Pas une de plus
Allez chercher pourquoi cette année, l’automne me fait plaisir. J’y trouve un parfum de rentrée des classes, un regain de rencontres nouvelles et de combats nouveaux. Cette année, la pluie ne me gêne pas. Et si les premiers froids s’attaquent au bout de mon nez, ils ont déjà su tapisser les sous-bois des feuilles dorées au chant métallique que soulèvent nos songeries bucoliques. Un vent nouveau se lève, ne sentez-vous pas ? Dans le monde, des révoltes grondent. Des gens prennent la rue par ici et déjà, par-là, certains prennent les armes. Ils meurent pour leurs droits. Les pouvoirs vacillent. Les grands de ce monde s’interrogent et même certains se fâchent, contraints qu’ils sont de démasquer leurs cruautés abominables au grand jour médiatique.

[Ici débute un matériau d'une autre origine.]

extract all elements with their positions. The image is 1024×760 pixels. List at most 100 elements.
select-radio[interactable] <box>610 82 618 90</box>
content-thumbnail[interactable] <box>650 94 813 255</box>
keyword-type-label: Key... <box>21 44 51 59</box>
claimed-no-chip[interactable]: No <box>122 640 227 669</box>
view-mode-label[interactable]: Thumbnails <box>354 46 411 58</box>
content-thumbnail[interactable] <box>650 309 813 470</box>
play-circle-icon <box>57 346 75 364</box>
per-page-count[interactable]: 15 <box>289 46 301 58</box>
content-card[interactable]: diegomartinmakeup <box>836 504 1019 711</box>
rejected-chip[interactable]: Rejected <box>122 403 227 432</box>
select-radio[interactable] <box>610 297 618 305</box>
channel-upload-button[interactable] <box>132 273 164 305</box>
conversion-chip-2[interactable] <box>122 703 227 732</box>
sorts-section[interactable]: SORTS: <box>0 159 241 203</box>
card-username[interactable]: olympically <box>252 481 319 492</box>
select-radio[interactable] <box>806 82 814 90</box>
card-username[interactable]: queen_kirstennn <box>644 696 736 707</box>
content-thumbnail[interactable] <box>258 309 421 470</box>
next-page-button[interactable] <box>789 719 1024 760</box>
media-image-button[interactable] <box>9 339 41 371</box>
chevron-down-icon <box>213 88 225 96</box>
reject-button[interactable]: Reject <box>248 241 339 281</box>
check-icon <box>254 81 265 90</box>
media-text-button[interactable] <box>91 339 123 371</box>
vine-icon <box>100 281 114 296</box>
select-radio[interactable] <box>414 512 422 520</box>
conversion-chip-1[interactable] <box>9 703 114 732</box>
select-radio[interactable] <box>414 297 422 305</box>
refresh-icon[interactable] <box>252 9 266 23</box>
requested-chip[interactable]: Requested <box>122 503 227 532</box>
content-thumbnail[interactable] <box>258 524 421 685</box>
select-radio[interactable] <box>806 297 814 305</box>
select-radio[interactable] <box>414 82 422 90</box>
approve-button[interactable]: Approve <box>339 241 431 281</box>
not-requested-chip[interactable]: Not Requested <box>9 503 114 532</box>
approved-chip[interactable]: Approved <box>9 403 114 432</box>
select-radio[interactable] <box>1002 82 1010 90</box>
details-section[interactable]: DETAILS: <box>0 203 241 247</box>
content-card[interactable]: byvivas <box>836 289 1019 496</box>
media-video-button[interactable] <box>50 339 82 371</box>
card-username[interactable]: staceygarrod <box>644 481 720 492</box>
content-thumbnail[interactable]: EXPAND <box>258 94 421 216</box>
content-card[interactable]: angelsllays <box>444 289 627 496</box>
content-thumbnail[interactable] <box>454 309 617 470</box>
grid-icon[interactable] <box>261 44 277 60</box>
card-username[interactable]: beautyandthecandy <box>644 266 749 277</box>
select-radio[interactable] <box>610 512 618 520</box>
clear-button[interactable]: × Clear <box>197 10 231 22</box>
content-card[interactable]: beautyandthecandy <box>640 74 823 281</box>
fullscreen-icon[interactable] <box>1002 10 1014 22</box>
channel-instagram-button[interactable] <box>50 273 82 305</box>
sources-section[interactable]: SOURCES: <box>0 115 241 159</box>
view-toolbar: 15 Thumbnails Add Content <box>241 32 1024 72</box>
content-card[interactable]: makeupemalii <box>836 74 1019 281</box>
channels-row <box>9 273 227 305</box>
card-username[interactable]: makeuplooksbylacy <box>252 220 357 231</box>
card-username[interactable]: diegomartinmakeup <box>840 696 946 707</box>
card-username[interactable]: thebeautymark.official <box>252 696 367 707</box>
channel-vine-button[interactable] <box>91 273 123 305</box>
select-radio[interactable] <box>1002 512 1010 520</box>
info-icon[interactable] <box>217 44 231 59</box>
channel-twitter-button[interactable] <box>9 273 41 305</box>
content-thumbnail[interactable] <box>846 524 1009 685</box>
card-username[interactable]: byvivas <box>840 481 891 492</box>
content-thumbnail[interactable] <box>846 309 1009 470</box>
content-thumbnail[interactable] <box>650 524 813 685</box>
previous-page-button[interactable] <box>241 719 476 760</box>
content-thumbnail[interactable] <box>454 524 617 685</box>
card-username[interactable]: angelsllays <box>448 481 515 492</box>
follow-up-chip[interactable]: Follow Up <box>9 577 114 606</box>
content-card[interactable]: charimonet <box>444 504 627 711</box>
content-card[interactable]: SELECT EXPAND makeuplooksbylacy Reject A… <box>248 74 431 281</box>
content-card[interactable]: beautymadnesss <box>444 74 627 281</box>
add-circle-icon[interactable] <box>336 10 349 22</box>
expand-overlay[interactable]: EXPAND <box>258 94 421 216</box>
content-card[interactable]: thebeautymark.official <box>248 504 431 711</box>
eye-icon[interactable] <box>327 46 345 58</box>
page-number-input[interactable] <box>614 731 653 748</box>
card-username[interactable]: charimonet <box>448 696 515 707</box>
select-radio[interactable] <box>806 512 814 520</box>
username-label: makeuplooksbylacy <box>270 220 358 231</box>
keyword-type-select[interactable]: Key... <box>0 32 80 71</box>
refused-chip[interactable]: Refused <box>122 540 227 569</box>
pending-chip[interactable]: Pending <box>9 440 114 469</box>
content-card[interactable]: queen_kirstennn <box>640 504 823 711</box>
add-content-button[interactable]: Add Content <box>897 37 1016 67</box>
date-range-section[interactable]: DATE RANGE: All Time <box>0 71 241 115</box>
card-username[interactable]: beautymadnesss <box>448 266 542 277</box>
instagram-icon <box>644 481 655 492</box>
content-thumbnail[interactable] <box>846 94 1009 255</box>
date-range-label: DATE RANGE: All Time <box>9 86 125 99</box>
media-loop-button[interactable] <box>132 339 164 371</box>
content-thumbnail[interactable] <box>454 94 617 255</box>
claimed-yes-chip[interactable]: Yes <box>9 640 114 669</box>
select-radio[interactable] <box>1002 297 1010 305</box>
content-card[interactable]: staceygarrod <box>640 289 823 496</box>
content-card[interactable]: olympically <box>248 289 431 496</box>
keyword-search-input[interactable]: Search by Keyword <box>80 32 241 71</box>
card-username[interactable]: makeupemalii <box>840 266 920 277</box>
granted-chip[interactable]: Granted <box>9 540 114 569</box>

Chez nous, nos gilets jaunes, fronts bas, slogans butés, se font éborgner pour des prunes, mais gardent l’initiative, sinon le haut du pavé. Nos policiers épuisés et honteux enragent de jouer les bisons brutaux, pas fûtés pour un sou. Le désespoir grignote toujours le cerveau des petites filles et des petits garçons que les nuits en famille font vomir de terreur. Celles qui meurent de froid dans les encoignures sales de nos couloirs d’immeuble, ceux qui meurent de rage aux pieds des barbelés européens pour avoir voulu voir nos vitrines de Noël, celles qui meurent sous les coups virils de leurs tueurs de pavillon de banlieue, ceux-là, celles-là ont toujours le même désespoir rance quel que soit la saison. Mais nous, avant l’hiver, avant la grande bouffe des fêtes, avant le grand shoot de drogue de Noël, avant la grande soulerie qui fait qu’on oublie qu’ils vont encore se faire des pelotes en or sur notre dos, Nous Toutes et nous tous, nous allons leur montrer de quel bois, de quel gasoil, de quel pétrole, on se chauffe. On va relever la tête, même si elle reste lourde du désespoir des oubliées. Nous Toutes, nous nous battrons, chacune à sa manière, avec nos petites armes méprisables de victimes. Nous Toutes, nous nous réchaufferons à nos regards de rage, si on a encore nos yeux pour voir, nous irons à la force de nos jambes, si elles nous portent encore, dans l’enthousiasme de nos chants, si on a encore la voix, mais surtout dans la puissance de nos larmes de rage et de joie qu’on partagera… Eux, ils recevront nos cris tels des crachats. Ils nous regarderont du haut des grandes fenêtres éclairées de leurs salons cossus, aux rideaux à demi tirés sur la rue. Ils nous regarderont avec mépris. Ils ricaneront en se servant un verre. Rien ne paraît encore faire trembler leur univers. Mais Nous Toutes, nous savons qu’ils ont perdu.